Some time ago, President Trump’s team produced a $1.5 trillion infrastructure plan, which was really a $200 billion infrastructure plan with some wishful thinking attached. The president now says he never supported any such thing — “Gary’s thing,” he calls it, referring to Gary Cohn, the Democrat and Goldman Sachs veteran who once served as Trump’s principal economic adviser — and now the president has joined forced with Nancy Pelosi and Chuck Schumer on something new: a $2 trillion infrastructure plan, which also is composed mainly of wishful thinking.
Call us bipartisan, but when Trump, Pelosi, and Schumer all agree to spend $2 trillion — without quite deciding what they’re going to spend it on or where the money’s coming from — we start to hear from our inner Patrick Henry.
Instead of “Gary’s thing,” we have Gary’s thing with 33 percent more loot. What could possibly go wrong?
You can tell this is backward by the fact that the triumvirate has settled on a price tag — an incomprehensibly large one — but is remarkably fuzzy on what’s to be bought with that $2 trillion. Imagine taking your car to the mechanic and hearing, “That’ll be $10,000” — without ever being told what’s actually being repaired. You might begin to suspect that something is not entirely on the up-and-up.
We have been here before, with Barack Obama and his “shovel-ready” projects. The lesson of Obama’s failed stimulus bill — which was in considerable part an infrastructure program — is that doing things backwards does not work. Appropriations first, projects second, is as backwards as it can be. That’s apparent in both the specific successes and general failure of the Obama stimulus. For example, Michael Grabell of the New York Times cites the decommissioning of the nuclear plant at the Savannah River Site at Aiken, S.C., as a model of how these projects should work. The cleanup was, in fact, ready to go: All that was needed was $1.6 billion to make it happen. “As soon as the money arrived in the summer of 2009, the retired cold war nuclear plant hired thousands of workers to decommission reactors . . . . The county’s unemployment dropped to 8.5 percent from 10.2 percent in a matter of months.” The local economic improvement was a happy side effect of the federal government doing a job that needed doing and that was ready to be done. Compare that with vague programs calling for “weatherization” or other ill-defined improvements.

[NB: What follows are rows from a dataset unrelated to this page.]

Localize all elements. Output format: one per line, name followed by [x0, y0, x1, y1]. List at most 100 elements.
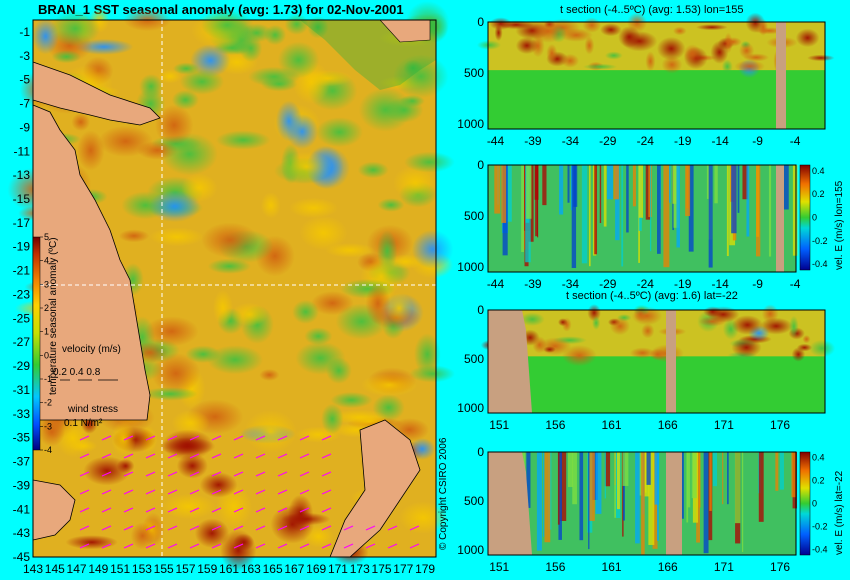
wind-arrow — [211, 525, 222, 531]
vel-colorbar-tick-label: -0.4 — [812, 544, 828, 554]
map-y-tick-label: -39 — [13, 478, 31, 492]
anomaly-patch — [158, 69, 182, 84]
velocity-stripe — [791, 452, 797, 498]
anomaly-patch — [231, 302, 268, 327]
anomaly-patch — [71, 113, 91, 132]
wind-arrow — [189, 525, 200, 531]
velocity-stripe — [734, 452, 741, 524]
anomaly-patch — [377, 198, 405, 212]
wind-arrow — [167, 435, 178, 441]
panel-x-tick-label: 156 — [545, 560, 565, 574]
panel-x-tick-label: -4 — [790, 134, 801, 148]
wind-arrow — [167, 453, 178, 459]
anomaly-patch — [199, 472, 238, 498]
section-patch — [645, 51, 656, 72]
section-patch — [621, 30, 658, 52]
wind-arrow — [167, 489, 178, 495]
wind-arrow — [321, 543, 332, 549]
velocity-stripe — [607, 165, 614, 200]
panel-x-tick-label: 176 — [770, 560, 790, 574]
anomaly-patch — [307, 16, 329, 39]
colorbar-tick-label: -4 — [44, 445, 52, 455]
wind-arrow — [277, 525, 288, 531]
anomaly-patch — [201, 9, 254, 41]
velocity-stripe — [645, 165, 651, 220]
vel-colorbar-tick-label: 0.2 — [812, 189, 825, 199]
panel-x-tick-label: -29 — [599, 134, 617, 148]
velocity-stripe — [559, 165, 564, 215]
section-land — [666, 452, 682, 555]
map-x-tick-label: 179 — [415, 562, 435, 576]
panel-y-tick-label: 1000 — [457, 401, 484, 415]
panel-x-tick-label: -24 — [637, 134, 655, 148]
section-patch — [795, 28, 820, 48]
anomaly-patch — [409, 438, 436, 460]
panel-x-tick-label: -19 — [674, 134, 692, 148]
map-y-tick-label: -43 — [13, 526, 31, 540]
section-patch — [559, 28, 593, 42]
map-x-tick-label: 165 — [263, 562, 283, 576]
anomaly-patch — [248, 66, 301, 87]
anomaly-patch — [284, 13, 309, 35]
section-patch — [802, 334, 811, 344]
velocity-stripe — [714, 165, 718, 204]
velocity-stripe — [646, 452, 651, 485]
wind-arrows — [79, 435, 420, 549]
anomaly-patch — [98, 125, 154, 158]
wind-arrow — [79, 453, 90, 459]
section-patch — [695, 24, 728, 31]
section-patch — [683, 44, 702, 64]
panel-x-tick-label: -34 — [562, 277, 580, 291]
panel-x-tick-label: -14 — [711, 277, 729, 291]
section-patch — [498, 20, 534, 30]
section-patch — [592, 316, 601, 330]
velocity-stripe — [779, 452, 784, 490]
wind-arrow — [167, 507, 178, 513]
panel-x-tick-label: -14 — [711, 134, 729, 148]
section-panel-2: 0 500 1000-44 -39 -34 -29 -24 -19 -14 -9 -4 — [457, 158, 800, 291]
map-x-tick-label: 173 — [350, 562, 370, 576]
anomaly-patch — [414, 333, 441, 376]
velocity-stripe — [626, 165, 629, 233]
anomaly-patch — [398, 501, 448, 534]
wind-arrow — [101, 525, 112, 531]
anomaly-patch — [399, 94, 425, 108]
wind-arrow — [101, 489, 112, 495]
velocity-stripe — [673, 165, 679, 228]
velocity-stripe — [648, 452, 655, 545]
map-x-tick-label: 145 — [45, 562, 65, 576]
map-y-tick-label: -15 — [13, 192, 31, 206]
map-y-tick-label: -29 — [13, 359, 31, 373]
wind-arrow — [299, 489, 310, 495]
velocity-stripe — [687, 452, 691, 508]
anomaly-patch — [393, 54, 449, 99]
map-y-tick-label: -11 — [14, 144, 31, 158]
vel-colorbar-ticks: 0.4 0.2 0 -0.2 -0.4 0.4 0.2 0 -0.2 -0.4 — [812, 166, 828, 554]
colorbar-label: temperature seasonal anomaly (ºC) — [48, 237, 59, 395]
velocity-stripe — [709, 452, 712, 511]
wind-arrow — [189, 471, 200, 477]
sst-map — [7, 1, 456, 572]
vel-colorbar-tick-label: 0.4 — [812, 453, 825, 463]
wind-arrow — [189, 435, 200, 441]
wind-arrow — [387, 543, 398, 549]
velocity-stripe — [783, 165, 789, 210]
velocity-stripe — [663, 165, 670, 268]
section-patch — [703, 306, 723, 318]
panel-y-tick-label: 1000 — [457, 117, 484, 131]
section-patch — [789, 315, 799, 338]
velocity-stripe — [641, 452, 645, 555]
wind-arrow — [211, 489, 222, 495]
velocity-stripe — [742, 452, 744, 552]
panel-x-tick-label: -19 — [674, 277, 692, 291]
velocity-stripe — [698, 452, 701, 508]
wind-arrow — [299, 435, 310, 441]
wind-arrow — [123, 471, 134, 477]
section-patch — [629, 347, 656, 359]
new-zealand-land — [329, 419, 421, 558]
velocity-stripe — [595, 452, 602, 514]
panel3-title: t section (-4..5ºC) (avg: 1.6) lat=-22 — [566, 290, 738, 302]
wind-arrow — [101, 507, 112, 513]
section-patch — [604, 51, 623, 60]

“Infrastructure” is not an undifferentiated commodity, a lump of all-purpose putty that we can just order up more or less of as circumstances dictate. Infrastructure instead consists of many thousands of discrete projects, some of which are mainly federal responsibilities, some of which are primarily state and local jobs that may or may not merit federal assistance. And that is how “infrastructure” should be dealt with: on a case-by-case basis. That is why we have this splendidly specialized array of committees and subcommittees and bureaucracies and congressional procedure. And that, not a once-in-a-generation all-in multitrillion-dollar “fix,” is how responsible adults deal with roads and bridges and the like.
We note that figuring out how to pay for this is at the bottom of the current agenda. To the extent that it’s being talked about at all, there already is fundamental and probably unbridgeable disagreement: Some of the Democrats want to undo the 2017 tax cuts, others want to raise the federal gasoline tax. House Majority Leader Steny Hoyer (D., Md.) insisted: “It is up to President Trump to work with us by identifying new revenue to support that investment.” But revenue bills originate in the House of Representatives, not in the Oval Office.
This is not a sane way to proceed. If you aren’t willing to spend the money for particulars on a case-by-case basis, then you shouldn’t be spending the money as a generality in one big heap.
Congressional Republicans already have made known some reservations about this plan. In particular, they have preemptively said no to rolling back the 2017 tax cuts, which Senator Schumer insists is a precondition for exploring other options, such as raising the gasoline tax. The thing is already a mess before it has got started.
It is not going to get any better. The infrastructure scheme deserves to die an early and unlamented legislative death. It’s just another variation on Gary’s thing.